Histamine Increases Neuronal Excitability and Sensitivity of the Lateral Vestibular Nucleus and Promotes Motor Behaviors via HCN Channel Coupled to H2 Receptor

Bin Li; Xiao-Yang Zhang; Ai-Hong Yang; Xiao-Chun Peng; Zhang-Peng Chen; Jia-Yuan Zhou; Ying-Shing Chan; Jian-Jun Wang; Jing-Ning Zhu

doi:10.3389/fncel.2016.00300

Histamine Increases Neuronal Excitability and Sensitivity of the Lateral Vestibular Nucleus and Promotes Motor Behaviors via HCN Channel Coupled to H2 Receptor

Front Cell Neurosci. 2017 Jan 10:10:300. doi: 10.3389/fncel.2016.00300. eCollection 2016.

Authors

Bin Li¹, Xiao-Yang Zhang¹, Ai-Hong Yang², Xiao-Chun Peng¹, Zhang-Peng Chen¹, Jia-Yuan Zhou¹, Ying-Shing Chan³, Jian-Jun Wang¹, Jing-Ning Zhu¹

Affiliations

¹ State Key Laboratory of Pharmaceutical Biotechnology and Department of Biological Science and Technology, School of Life Sciences, Nanjing University Nanjing, China.
² State Key Laboratory of Pharmaceutical Biotechnology and Department of Biological Science and Technology, School of Life Sciences, Nanjing UniversityNanjing, China; Department of Medicine, Huaibei Vocational and Technical CollegeHuaibei, China.
³ Department of Physiology, LKS Faculty of Medicine, The University of Hong Kong Hong Kong, Hong Kong.

Abstract

Histamine and histamine receptors in the central nervous system actively participate in the modulation of motor control.
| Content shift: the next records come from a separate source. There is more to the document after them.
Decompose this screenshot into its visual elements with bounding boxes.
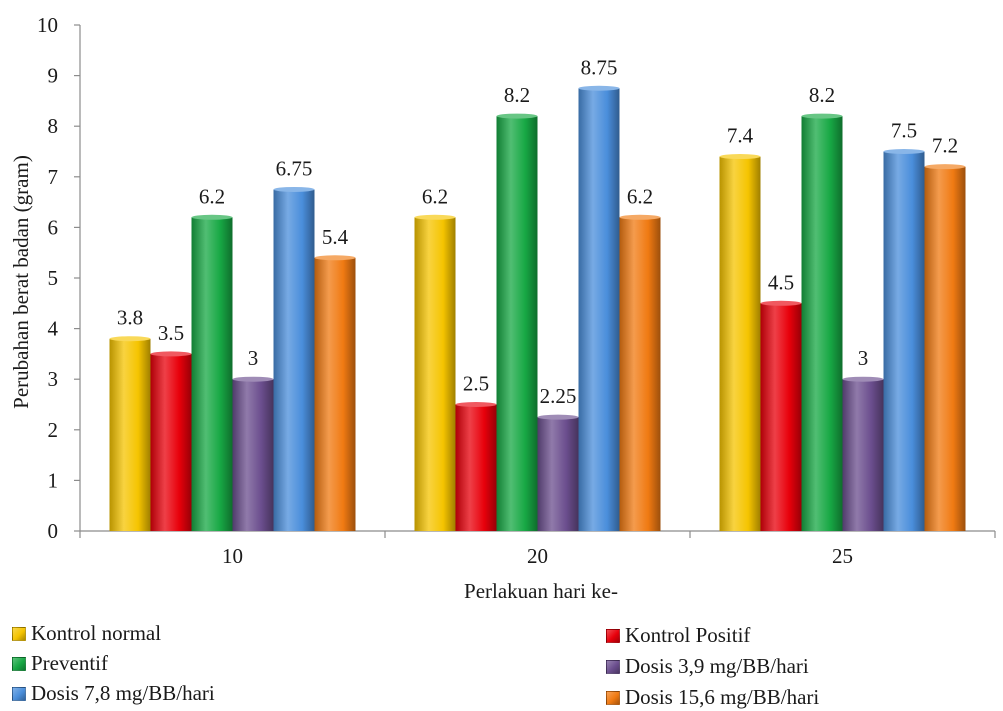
legend-item-kontrol-normal: Kontrol normal xyxy=(12,621,161,646)
y-tick-label: 7 xyxy=(48,165,59,189)
legend-item-preventif: Preventif xyxy=(12,651,108,676)
data-label: 7.4 xyxy=(727,124,754,148)
bar xyxy=(232,379,274,531)
legend-label: Kontrol Positif xyxy=(625,623,751,647)
bar xyxy=(719,156,761,531)
bar xyxy=(883,151,925,531)
bar xyxy=(109,338,151,531)
data-label: 8.2 xyxy=(809,83,835,107)
legend-item-dosis-7-8: Dosis 7,8 mg/BB/hari xyxy=(12,681,215,706)
bar xyxy=(191,217,233,531)
bar-cap xyxy=(842,376,884,382)
y-tick-label: 2 xyxy=(48,418,59,442)
bar-cap xyxy=(719,154,761,160)
bar-cap xyxy=(191,214,233,220)
bar-cap xyxy=(801,113,843,119)
y-tick-label: 1 xyxy=(48,468,59,492)
bar-cap xyxy=(109,336,151,342)
legend-label: Dosis 3,9 mg/BB/hari xyxy=(625,654,809,678)
bar-cap xyxy=(578,85,620,91)
legend-swatch-kontrol-positif xyxy=(606,628,620,643)
data-label: 3.5 xyxy=(158,321,184,345)
bar xyxy=(578,88,620,531)
bar xyxy=(455,404,497,531)
legend-swatch-dosis-3-9 xyxy=(606,659,620,674)
bar xyxy=(801,116,843,531)
legend-label: Preventif xyxy=(31,651,108,675)
bar-cap xyxy=(150,351,192,357)
y-tick-label: 8 xyxy=(48,114,59,138)
bar xyxy=(314,257,356,531)
data-label: 2.5 xyxy=(463,372,489,396)
legend-item-dosis-3-9: Dosis 3,9 mg/BB/hari xyxy=(606,654,809,679)
data-label: 7.2 xyxy=(932,134,958,158)
bar-cap xyxy=(314,255,356,261)
data-label: 6.2 xyxy=(422,184,448,208)
bar xyxy=(496,116,538,531)
y-tick-label: 10 xyxy=(37,13,58,37)
legend-label: Kontrol normal xyxy=(31,621,162,645)
x-tick-label: 25 xyxy=(832,544,853,568)
bar xyxy=(842,379,884,531)
bar xyxy=(273,189,315,531)
bar-cap xyxy=(232,376,274,382)
bar-cap xyxy=(273,186,315,192)
y-tick-label: 5 xyxy=(48,266,59,290)
bar xyxy=(150,353,192,531)
bar-cap xyxy=(496,113,538,119)
legend-item-dosis-15-6: Dosis 15,6 mg/BB/hari xyxy=(606,685,819,710)
y-axis-label: Perubahan berat badan (gram) xyxy=(9,155,33,409)
bar-cap xyxy=(455,402,497,407)
legend-swatch-dosis-7-8 xyxy=(12,686,26,701)
data-label: 6.75 xyxy=(276,156,313,180)
data-label: 6.2 xyxy=(199,184,225,208)
bar-cap xyxy=(414,214,456,220)
bar xyxy=(619,217,661,531)
bar-cap xyxy=(924,164,966,170)
data-label: 2.25 xyxy=(540,384,577,408)
bar-chart: 0 1 2 3 4 5 6 7 8 9 10 10 20 25 3.8 3.5 6.2 3 6.75 5.4 6.2… xyxy=(9,13,996,603)
data-label: 3 xyxy=(248,346,259,370)
x-tick-label: 20 xyxy=(527,544,548,568)
data-label: 6.2 xyxy=(627,184,653,208)
y-tick-label: 9 xyxy=(48,64,59,88)
legend-label: Dosis 15,6 mg/BB/hari xyxy=(625,685,820,709)
x-axis: 10 20 25 xyxy=(79,530,996,568)
bar xyxy=(924,166,966,531)
data-label: 8.2 xyxy=(504,83,530,107)
y-tick-label: 0 xyxy=(48,519,59,543)
y-tick-label: 4 xyxy=(48,317,59,341)
data-label: 4.5 xyxy=(768,270,794,294)
y-tick-label: 6 xyxy=(48,215,59,239)
data-label: 3 xyxy=(858,346,869,370)
bar xyxy=(414,217,456,531)
y-tick-label: 3 xyxy=(48,367,59,391)
data-label: 3.8 xyxy=(117,306,143,330)
bars-group xyxy=(109,85,966,531)
legend-item-kontrol-positif: Kontrol Positif xyxy=(606,623,750,648)
bar-cap xyxy=(883,149,925,154)
bar xyxy=(760,303,802,531)
legend-swatch-kontrol-normal xyxy=(12,626,26,641)
x-axis-label: Perlakuan hari ke- xyxy=(464,579,618,603)
legend-swatch-preventif xyxy=(12,656,26,671)
y-axis: 0 1 2 3 4 5 6 7 8 9 10 xyxy=(37,13,81,543)
data-label: 7.5 xyxy=(891,119,917,143)
bar-cap xyxy=(537,414,579,420)
bar xyxy=(537,417,579,531)
data-label: 5.4 xyxy=(322,225,349,249)
data-labels-group: 3.8 3.5 6.2 3 6.75 5.4 6.2 2.5 8.2 2.25 8.75 6.2 7.4… xyxy=(117,55,958,408)
legend-swatch-dosis-15-6 xyxy=(606,690,620,705)
data-label: 8.75 xyxy=(581,55,618,79)
x-tick-label: 10 xyxy=(222,544,243,568)
legend-label: Dosis 7,8 mg/BB/hari xyxy=(31,681,215,705)
bar-cap xyxy=(760,300,802,306)
bar-cap xyxy=(619,214,661,220)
In clinic, histamine-related agents have traditionally been used to treat vestibular disorders. Immunohistochemical studies have revealed a distribution of histaminergic afferents in the brainstem vestibular nuclei, including the lateral vestibular nucleus (LVN), which is critical for adjustment of muscle tone and vestibular reflexes. However, the mechanisms underlying the effect of histamine on LVN neurons and the role of histamine and histaminergic afferents in the LVN in motor control are still largely unknown. Here, we show that histamine, in cellular and molecular levels, elicits the LVN neurons of rats an excitatory response, which is co-mediated by the hyperpolarization-activated cyclic nucleotide-gated (HCN) channels and K⁺ channels linked to H2 receptors. Blockage of HCN channels coupled to H2 receptors decreases LVN neuronal sensitivity and changes their dynamic properties. Furthermore, in behavioral level, microinjection of histamine into bilateral LVNs significantly promotes motor performances of rats on both accelerating rota-rod and balance beam. This promotion is mimicked by selective H2 receptor agonist dimaprit, and blocked by selective H2 receptor antagonist ranitidine. More importantly, blockage of HCN channels to suppress endogenous histaminergic inputs in the LVN considerably attenuates motor balance and coordination, indicating a promotion role of hypothalamo-vestibular histaminergic circuit in motor control. All these results demonstrate that histamine H2 receptors and their coupled HCN channels mediate the histamine-induced increase in excitability and sensitivity of LVN neurons and contribute to the histaminergic improvement of the LVN-related motor behaviors. The findings suggest that histamine and the histaminergic afferents may directly modulate LVN neurons and play a critical role in the central vestibular-mediated motor reflexes and behaviors.

Keywords: HCN channel; histamine; histamine H2 receptor; lateral vestibular nucleus; motor control.